Barringer Meteorite Crater, Arizona (Meteor Crater)

David J. Roddy and Trent M. Hare - Astrogeology, U.S. Geological Survey, Flagstaff, AZ
Figures below were created in May of 1998 using the software package EarthVision by Dynamic Graphics. The vertical relief has an approximate exaggeration factor of two. These figures and the data used is not final and should be consider work in progress.
1.) Oblique view of crater (green), showing uplifted rim and eject blanket (brown). 2.) Oblique view of crater in cross-section.
3.) Oblique view of crater showing the rim and ejecta blanket. Pre-impact ground level shown inside crater. 4.) Oblique view of region excavated during impact to form crater.

This crater was formed by the impact of an iron-nickel meteorite impacting into the high arid plains of the Colorado Plateau about 50,000 years ago. The body, estimated to have been about 50 meters in diameter and weighed several hundred thousand metric tons, was traveling on the order of 15 kilometers per second and impacted with a kinetic energy of some 30-40 megatons of TNT equivalent. The result of the collision was to form, in just a second or so, a large bowl-shaped crater 1.2 kilometers across and over 150 meters deep.

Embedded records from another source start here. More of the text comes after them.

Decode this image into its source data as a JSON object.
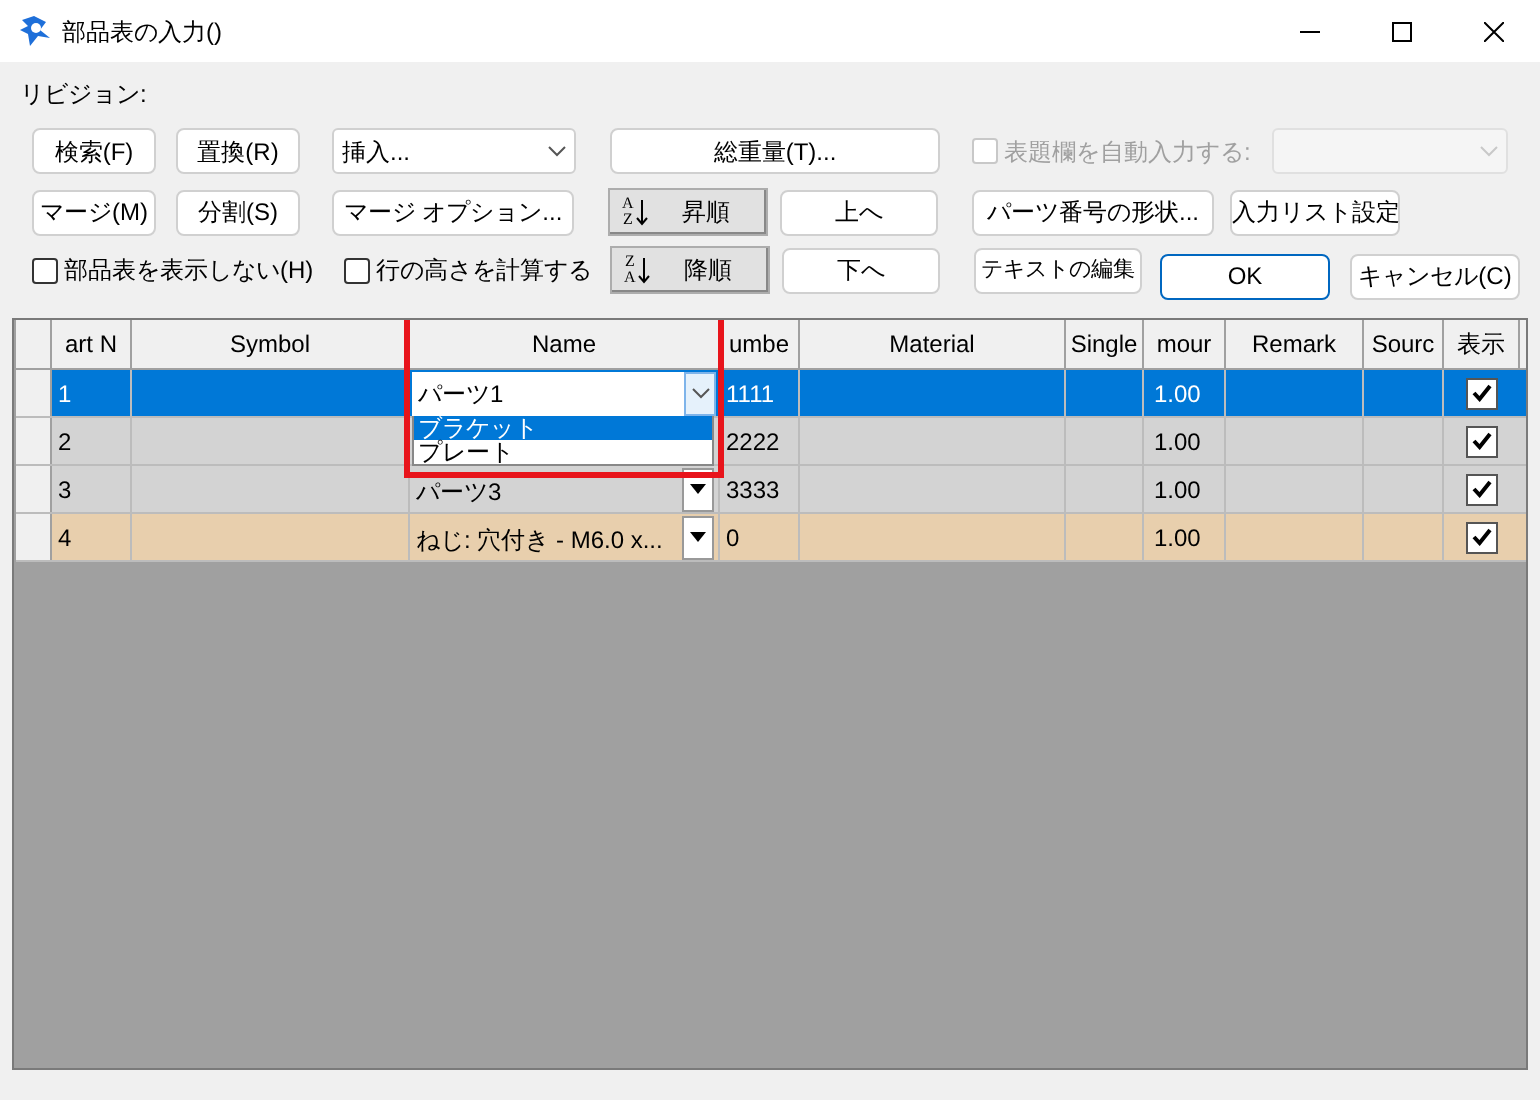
{
  "window": {
    "title": "部品表の入力()"
  },
  "revision_label": "リビジョン:",
  "toolbar": [
    [
      {
        "kind": "button",
        "label": "検索(F)"
      },
      {
        "kind": "button",
        "label": "置換(R)"
      },
      {
        "kind": "combo",
        "value": "挿入...",
        "disabled": false
      },
      {
        "kind": "button",
        "label": "総重量(T)..."
      },
      {
        "kind": "checkbox",
        "label": "表題欄を自動入力する:",
        "checked": false,
        "disabled": true
      },
      {
        "kind": "combo",
        "disabled": true
      }
    ],
    [
      {
        "kind": "button",
        "label": "マージ(M)"
      },
      {
        "kind": "button",
        "label": "分割(S)"
      },
      {
        "kind": "button",
        "label": "マージ オプション..."
      },
      {
        "kind": "sort",
        "icon_top": "A",
        "icon_bottom": "Z",
        "label": "昇順"
      },
      {
        "kind": "button",
        "label": "上へ"
      },
      {
        "kind": "button",
        "label": "パーツ番号の形状..."
      },
      {
        "kind": "button",
        "label": "入力リスト設定"
      }
    ],
    [
      {
        "kind": "checkbox",
        "label": "部品表を表示しない(H)",
        "checked": false,
        "disabled": false
      },
      {
        "kind": "checkbox",
        "label": "行の高さを計算する",
        "checked": false,
        "disabled": false
      },
      {
        "kind": "sort",
        "icon_top": "Z",
        "icon_bottom": "A",
        "label": "降順"
      },
      {
        "kind": "button",
        "label": "下へ"
      },
      {
        "kind": "button",
        "label": "テキストの編集"
      },
      {
        "kind": "default",
        "label": "OK"
      },
      {
        "kind": "button",
        "label": "キャンセル(C)"
      }
    ]
  ],
  "table": {
    "columns": [
      {
        "label": "art N",
        "highlighted": false
      },
      {
        "label": "Symbol",
        "highlighted": false
      },
      {
        "label": "Name",
        "highlighted": true
      },
      {
        "label": "umbe",
        "highlighted": false
      },
      {
        "label": "Material",
        "highlighted": false
      },
      {
        "label": "Single",
        "highlighted": false
      },
      {
        "label": "mour",
        "highlighted": false
      },
      {
        "label": "Remark",
        "highlighted": false
      },
      {
        "label": "Sourc",
        "highlighted": false
      },
      {
        "label": "表示",
        "highlighted": false
      }
    ],
    "rows": [
      {
        "selected": true,
        "color": "#0078d7",
        "part_no": "1",
        "name": {
          "value": "パーツ1",
          "editing": true,
          "options": [
            {
              "label": "ブラケット",
              "selected": true
            },
            {
              "label": "プレート",
              "selected": false
            }
          ]
        },
        "number": "1111",
        "amount": "1.00",
        "visible": true
      },
      {
        "selected": false,
        "color": "#d3d3d3",
        "part_no": "2",
        "number": "2222",
        "amount": "1.00",
        "visible": true
      },
      {
        "selected": false,
        "color": "#d3d3d3",
        "part_no": "3",
        "name": {
          "value": "パーツ3",
          "editing": false
        },
        "number": "3333",
        "amount": "1.00",
        "visible": true
      },
      {
        "selected": false,
        "color": "#e8cfad",
        "part_no": "4",
        "name": {
          "value": "ねじ: 穴付き - M6.0 x...",
          "editing": false
        },
        "number": "0",
        "amount": "1.00",
        "visible": true
      }
    ]
  }
}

Nearly 100 million tons of rock were thrown out to form a continuous ejecta blanket around the crater. Strong air and ground shock waves were felt for tens of kilometers away. Relatively little erosion has occurred leaving the crater well-preserved. The Barringer Meteorite Crater now serves as the prototype of the classic bowl-shaped impact crater found throughout in our solar system. It has played a dominant role in public education, NASA planetary studies, and scientific research in impact cratering.